Steinmeier baut Ministerium um

Berlin · Krise, Krise, Krise – wegen der vielen Konflikte rund um den Globus baut Steinmeier das Auswärtige Amt um. Zudem soll sich das Außenministerium öffnen und besser erklären.

Es ist nur ein paar Tage her, da stand Frank-Walter Steinmeier an einem der größten Massengräber der Menschheit. Auf einem Hügel von Ruandas Hauptstadt Kigali, in der Gedenkstätte zum Völkermord von 1994, wo die Reste von etwa einer Viertel Million Menschen im Boden liegen. Es war eines der schlimmsten Massaker der jüngeren Geschichte. In drei Monaten wurden damals über 800 000 Menschen abgeschlachtet. Der Rest der Welt wurde davon überrascht. "Man bekommt hier einen anderen Blick auf die Dinge", gab Steinmeier, sichtlich bewegt, zu Protokoll. Aber das blieb nur ein kurzer Moment der Stille. Dann ging es weiter im Krisenmodus: Ukraine-Konflikt, Islamischer Staat, Gaza, Ebola - in den ersten 15 Monaten seiner zweiten Amtszeit war Steinmeier mit Krisen beschäftigt wie selten ein deutscher Außenminister zuvor. Und sein Ministerium nicht minder.

Nach einigen Monaten des Nachdenkens zieht der SPD-Mann daraus jetzt Konsequenzen. Wegen der Vielzahl von Krisen in aller Welt baut Steinmeier das Auswärtige Amt um. Zum ersten Mal bekommt das AA ein großes Krisenreferat. Offizieller Titel: "Abteilung für Krisenprävention, Stabilisierung und Konfliktnachsorge". Aus einem eigenen "Krisenpool" sollen Diplomaten sofort ins Ausland geschickt werden, wenn es irgendwo brennt.

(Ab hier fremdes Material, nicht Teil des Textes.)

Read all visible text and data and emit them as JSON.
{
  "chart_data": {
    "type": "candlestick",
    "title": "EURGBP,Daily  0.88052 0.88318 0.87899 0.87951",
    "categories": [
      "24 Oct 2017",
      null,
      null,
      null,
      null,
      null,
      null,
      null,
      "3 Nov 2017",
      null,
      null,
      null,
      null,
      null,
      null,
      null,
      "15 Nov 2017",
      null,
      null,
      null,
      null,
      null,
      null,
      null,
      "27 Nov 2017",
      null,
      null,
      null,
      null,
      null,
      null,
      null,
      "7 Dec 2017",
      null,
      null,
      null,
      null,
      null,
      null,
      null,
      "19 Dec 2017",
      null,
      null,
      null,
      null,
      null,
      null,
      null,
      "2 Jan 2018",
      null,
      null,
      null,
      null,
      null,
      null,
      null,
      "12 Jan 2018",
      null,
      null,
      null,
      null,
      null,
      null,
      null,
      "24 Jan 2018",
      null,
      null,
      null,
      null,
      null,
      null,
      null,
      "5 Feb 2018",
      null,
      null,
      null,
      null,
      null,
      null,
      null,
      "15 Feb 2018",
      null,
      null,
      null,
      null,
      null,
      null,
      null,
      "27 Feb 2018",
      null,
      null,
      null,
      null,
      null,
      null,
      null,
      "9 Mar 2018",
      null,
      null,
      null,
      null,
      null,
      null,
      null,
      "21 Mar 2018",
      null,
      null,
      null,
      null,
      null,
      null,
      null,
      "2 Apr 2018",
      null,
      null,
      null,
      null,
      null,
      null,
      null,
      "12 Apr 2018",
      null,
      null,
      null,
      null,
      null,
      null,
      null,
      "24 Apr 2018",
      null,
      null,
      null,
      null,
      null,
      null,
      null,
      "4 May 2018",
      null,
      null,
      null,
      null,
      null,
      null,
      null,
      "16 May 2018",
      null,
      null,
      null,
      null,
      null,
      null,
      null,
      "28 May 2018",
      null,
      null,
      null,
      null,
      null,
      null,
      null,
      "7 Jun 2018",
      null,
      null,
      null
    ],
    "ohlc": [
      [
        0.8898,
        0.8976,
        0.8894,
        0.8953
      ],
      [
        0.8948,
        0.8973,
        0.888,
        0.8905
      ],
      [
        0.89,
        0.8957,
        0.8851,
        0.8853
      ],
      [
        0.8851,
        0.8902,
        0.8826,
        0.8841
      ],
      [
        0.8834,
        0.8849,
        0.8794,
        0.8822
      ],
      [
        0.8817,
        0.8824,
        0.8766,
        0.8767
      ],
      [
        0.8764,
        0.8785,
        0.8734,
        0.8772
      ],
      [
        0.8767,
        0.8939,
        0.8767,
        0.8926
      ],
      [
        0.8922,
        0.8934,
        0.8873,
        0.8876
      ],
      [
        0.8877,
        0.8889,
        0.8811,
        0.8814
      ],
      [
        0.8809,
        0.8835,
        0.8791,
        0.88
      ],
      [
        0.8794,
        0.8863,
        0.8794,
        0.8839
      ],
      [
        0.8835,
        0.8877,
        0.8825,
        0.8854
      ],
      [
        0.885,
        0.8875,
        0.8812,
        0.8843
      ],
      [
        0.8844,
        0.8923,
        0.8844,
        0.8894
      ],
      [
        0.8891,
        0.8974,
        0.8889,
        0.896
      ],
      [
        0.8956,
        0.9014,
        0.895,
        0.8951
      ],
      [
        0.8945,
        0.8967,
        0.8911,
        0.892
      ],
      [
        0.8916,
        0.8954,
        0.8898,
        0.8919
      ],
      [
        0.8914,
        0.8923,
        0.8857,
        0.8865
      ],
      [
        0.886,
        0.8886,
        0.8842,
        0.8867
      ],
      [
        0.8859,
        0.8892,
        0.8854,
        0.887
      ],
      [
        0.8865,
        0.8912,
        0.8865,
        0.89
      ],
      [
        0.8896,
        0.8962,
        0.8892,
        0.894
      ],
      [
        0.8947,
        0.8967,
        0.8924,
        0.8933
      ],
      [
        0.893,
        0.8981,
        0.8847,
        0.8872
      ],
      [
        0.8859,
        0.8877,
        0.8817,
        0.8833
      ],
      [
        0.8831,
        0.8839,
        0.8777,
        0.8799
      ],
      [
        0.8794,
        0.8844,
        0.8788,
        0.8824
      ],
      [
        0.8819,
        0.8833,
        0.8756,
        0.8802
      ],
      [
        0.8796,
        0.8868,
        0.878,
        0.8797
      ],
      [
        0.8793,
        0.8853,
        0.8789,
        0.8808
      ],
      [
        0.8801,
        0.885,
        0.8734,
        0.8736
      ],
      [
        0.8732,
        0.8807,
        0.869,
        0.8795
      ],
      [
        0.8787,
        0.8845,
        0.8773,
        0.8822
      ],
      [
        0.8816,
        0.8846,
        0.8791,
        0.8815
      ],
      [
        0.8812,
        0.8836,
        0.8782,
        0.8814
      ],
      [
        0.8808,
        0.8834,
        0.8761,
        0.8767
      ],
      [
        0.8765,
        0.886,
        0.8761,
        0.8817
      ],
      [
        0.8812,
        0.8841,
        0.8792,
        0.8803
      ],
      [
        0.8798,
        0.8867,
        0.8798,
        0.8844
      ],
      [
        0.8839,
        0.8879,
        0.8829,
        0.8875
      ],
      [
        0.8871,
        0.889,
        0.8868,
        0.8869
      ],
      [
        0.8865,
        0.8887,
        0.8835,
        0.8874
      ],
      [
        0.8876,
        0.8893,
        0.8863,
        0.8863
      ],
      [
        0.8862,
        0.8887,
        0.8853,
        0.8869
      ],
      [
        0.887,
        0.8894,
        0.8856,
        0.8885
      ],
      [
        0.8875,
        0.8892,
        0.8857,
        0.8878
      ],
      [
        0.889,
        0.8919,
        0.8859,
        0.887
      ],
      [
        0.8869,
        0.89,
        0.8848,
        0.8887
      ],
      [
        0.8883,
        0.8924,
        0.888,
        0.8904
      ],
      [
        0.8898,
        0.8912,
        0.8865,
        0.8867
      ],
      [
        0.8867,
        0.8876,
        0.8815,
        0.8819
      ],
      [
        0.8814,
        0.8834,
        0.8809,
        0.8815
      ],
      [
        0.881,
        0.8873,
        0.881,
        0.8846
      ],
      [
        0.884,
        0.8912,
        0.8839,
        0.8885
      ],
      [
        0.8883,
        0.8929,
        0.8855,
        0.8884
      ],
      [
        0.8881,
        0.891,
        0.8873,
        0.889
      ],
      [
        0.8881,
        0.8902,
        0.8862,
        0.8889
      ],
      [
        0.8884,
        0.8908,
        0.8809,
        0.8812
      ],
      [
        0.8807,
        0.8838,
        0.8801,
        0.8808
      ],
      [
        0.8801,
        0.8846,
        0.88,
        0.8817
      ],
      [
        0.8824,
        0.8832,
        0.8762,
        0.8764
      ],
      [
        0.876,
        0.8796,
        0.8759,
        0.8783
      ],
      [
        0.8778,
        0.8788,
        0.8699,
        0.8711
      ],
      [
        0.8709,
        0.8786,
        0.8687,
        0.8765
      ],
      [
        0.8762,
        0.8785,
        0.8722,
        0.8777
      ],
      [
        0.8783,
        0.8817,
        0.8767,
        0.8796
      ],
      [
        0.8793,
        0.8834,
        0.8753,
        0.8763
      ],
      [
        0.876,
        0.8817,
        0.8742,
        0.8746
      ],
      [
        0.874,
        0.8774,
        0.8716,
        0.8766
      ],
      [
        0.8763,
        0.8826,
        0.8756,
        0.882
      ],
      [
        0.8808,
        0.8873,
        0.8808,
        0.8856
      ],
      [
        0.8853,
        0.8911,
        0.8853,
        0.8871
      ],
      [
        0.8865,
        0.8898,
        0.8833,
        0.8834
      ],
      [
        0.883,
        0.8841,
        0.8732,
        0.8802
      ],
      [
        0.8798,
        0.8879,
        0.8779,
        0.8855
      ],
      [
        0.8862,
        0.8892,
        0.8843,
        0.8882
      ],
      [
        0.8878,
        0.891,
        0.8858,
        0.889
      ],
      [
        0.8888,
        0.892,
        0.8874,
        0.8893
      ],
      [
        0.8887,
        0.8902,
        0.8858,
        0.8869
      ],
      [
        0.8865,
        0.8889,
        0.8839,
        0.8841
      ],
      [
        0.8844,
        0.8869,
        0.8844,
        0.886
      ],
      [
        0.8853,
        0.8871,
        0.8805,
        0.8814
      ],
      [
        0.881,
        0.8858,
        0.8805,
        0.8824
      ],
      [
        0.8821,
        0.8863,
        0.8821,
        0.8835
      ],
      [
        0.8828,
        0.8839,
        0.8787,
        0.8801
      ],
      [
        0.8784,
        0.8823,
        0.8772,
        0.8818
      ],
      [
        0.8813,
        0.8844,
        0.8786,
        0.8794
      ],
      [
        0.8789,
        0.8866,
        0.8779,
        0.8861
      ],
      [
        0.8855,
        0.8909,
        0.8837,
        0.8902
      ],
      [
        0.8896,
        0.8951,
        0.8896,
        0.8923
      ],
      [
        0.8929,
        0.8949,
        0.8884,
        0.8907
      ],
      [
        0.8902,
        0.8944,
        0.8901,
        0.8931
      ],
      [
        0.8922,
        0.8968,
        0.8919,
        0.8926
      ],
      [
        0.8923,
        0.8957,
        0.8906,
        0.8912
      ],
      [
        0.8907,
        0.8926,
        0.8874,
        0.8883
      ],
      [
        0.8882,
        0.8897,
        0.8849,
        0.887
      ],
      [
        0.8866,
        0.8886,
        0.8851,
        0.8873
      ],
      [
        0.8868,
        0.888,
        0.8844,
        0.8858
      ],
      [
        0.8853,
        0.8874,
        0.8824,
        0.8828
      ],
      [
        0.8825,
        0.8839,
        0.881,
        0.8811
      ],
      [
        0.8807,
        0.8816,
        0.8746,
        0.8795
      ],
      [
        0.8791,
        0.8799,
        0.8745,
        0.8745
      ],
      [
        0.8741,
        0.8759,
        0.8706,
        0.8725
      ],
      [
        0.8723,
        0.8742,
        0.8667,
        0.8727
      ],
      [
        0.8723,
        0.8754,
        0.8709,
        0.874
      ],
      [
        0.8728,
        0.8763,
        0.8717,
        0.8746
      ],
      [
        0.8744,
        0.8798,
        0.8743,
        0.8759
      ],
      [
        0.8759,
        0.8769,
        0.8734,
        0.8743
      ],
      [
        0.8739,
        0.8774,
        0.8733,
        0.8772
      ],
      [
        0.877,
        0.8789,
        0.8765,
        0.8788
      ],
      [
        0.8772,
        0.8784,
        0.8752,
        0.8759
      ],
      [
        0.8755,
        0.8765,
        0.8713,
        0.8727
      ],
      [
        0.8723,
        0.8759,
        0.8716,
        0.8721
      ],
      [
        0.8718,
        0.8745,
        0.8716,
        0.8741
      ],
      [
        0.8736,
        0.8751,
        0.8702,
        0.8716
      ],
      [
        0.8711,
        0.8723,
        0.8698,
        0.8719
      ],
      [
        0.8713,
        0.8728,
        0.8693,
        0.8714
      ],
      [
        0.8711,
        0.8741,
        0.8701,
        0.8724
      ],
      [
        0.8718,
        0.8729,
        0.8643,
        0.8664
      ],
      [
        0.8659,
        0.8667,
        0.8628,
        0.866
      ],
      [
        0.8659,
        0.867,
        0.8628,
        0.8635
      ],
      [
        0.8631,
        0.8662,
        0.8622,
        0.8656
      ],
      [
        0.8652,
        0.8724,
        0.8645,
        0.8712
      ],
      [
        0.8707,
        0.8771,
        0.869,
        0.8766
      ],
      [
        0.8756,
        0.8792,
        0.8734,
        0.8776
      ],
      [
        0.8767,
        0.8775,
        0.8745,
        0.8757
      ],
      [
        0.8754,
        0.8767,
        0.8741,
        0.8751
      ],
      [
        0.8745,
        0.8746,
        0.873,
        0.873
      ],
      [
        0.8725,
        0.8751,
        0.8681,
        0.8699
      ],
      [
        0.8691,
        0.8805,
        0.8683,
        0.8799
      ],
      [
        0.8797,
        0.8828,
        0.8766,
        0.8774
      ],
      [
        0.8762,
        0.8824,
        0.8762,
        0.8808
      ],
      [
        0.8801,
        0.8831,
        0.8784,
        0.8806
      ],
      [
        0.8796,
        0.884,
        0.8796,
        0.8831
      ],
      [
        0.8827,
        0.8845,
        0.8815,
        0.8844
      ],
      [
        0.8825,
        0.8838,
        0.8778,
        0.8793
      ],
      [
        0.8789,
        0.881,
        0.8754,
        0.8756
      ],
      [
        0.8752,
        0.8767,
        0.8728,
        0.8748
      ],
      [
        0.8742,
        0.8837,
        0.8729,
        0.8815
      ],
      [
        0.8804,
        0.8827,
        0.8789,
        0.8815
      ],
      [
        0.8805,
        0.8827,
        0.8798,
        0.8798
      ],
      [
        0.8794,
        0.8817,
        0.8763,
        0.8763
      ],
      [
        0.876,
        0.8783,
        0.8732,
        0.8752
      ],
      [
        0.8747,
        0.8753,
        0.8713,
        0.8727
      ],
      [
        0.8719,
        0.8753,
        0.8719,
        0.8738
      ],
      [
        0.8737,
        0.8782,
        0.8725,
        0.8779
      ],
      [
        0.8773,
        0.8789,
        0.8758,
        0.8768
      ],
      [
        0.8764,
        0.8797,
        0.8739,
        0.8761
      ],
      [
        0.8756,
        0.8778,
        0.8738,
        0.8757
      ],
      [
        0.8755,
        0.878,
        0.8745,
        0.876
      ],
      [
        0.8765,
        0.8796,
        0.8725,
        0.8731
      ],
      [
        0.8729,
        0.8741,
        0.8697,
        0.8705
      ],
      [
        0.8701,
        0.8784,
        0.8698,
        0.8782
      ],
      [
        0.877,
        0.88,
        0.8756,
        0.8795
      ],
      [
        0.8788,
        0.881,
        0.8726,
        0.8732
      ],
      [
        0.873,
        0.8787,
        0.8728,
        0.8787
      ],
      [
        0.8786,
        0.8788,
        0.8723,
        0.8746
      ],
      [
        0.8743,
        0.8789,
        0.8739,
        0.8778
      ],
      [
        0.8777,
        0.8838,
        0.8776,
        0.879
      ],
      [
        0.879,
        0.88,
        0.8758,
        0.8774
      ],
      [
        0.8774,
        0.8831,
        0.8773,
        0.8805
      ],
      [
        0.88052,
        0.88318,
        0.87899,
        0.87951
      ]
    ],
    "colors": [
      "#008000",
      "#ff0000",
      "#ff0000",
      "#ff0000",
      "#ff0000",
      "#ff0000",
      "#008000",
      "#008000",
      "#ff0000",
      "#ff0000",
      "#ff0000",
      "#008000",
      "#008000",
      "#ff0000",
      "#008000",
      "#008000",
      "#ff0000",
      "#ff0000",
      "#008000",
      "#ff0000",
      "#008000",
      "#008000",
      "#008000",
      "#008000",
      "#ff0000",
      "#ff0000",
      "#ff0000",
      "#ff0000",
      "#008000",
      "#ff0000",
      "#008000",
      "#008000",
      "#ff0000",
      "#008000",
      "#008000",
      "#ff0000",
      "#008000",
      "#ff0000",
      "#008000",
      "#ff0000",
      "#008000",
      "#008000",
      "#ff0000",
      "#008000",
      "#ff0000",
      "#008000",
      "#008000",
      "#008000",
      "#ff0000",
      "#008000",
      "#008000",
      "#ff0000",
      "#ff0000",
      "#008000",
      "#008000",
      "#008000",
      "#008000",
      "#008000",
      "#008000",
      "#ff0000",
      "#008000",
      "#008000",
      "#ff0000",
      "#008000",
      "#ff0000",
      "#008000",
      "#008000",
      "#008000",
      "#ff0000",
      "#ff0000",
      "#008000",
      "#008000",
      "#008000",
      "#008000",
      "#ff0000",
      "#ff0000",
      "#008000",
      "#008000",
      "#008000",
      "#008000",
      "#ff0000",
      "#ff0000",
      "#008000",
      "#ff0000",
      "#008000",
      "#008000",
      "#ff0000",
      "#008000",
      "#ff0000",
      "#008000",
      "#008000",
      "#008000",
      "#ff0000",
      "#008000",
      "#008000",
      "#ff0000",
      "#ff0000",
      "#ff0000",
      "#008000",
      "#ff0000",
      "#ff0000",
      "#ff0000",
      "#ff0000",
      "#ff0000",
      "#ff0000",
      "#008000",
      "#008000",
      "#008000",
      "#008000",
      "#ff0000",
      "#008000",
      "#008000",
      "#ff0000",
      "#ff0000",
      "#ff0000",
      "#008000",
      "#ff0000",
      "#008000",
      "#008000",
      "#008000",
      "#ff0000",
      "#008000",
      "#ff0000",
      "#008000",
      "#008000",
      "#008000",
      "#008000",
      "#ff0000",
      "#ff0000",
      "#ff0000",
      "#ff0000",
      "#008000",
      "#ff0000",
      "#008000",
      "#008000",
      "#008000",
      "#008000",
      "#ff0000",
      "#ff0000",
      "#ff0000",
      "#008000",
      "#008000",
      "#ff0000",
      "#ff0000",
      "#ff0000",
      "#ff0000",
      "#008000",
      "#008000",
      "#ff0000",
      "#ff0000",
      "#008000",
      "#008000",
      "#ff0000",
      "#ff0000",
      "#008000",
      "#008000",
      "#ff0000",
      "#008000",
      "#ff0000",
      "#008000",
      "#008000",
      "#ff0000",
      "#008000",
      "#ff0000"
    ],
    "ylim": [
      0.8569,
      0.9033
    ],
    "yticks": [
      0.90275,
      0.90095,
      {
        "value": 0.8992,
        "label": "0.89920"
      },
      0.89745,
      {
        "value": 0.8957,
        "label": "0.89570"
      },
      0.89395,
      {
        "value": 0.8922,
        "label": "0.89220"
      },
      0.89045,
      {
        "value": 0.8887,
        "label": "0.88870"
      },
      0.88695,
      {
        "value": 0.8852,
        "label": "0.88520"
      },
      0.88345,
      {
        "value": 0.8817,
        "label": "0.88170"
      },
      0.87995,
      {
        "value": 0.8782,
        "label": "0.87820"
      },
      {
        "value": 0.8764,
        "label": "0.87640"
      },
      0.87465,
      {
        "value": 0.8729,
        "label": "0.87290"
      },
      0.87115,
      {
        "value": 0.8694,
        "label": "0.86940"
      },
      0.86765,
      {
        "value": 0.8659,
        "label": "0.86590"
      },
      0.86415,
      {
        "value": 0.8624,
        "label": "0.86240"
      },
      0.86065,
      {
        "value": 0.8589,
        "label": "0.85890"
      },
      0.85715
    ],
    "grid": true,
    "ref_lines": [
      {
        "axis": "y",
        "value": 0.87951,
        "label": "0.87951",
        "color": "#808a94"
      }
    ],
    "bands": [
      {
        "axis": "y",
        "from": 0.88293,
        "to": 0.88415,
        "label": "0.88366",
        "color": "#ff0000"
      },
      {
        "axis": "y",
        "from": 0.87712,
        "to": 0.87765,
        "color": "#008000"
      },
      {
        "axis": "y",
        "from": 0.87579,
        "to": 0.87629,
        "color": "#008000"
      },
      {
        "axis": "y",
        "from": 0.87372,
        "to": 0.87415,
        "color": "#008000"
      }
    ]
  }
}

Im Unterschied zum bestehenden Krisenstab soll sich die neue Abteilung aber nicht nur um Notfälle kümmern, sondern auch um Vorbeugung, damit Konflikte vielleicht sogar rechtzeitig entschärft werden können. Das tut Not. Seit dem Völkermord in Ruanda gab es viele andere Krisen, die zu spät erkannt wurden, auch in Deutschland. Das jüngste Beispiel nur: die Ebola-Epidemie, deren Ausmaß anfangs kaum jemand begriff.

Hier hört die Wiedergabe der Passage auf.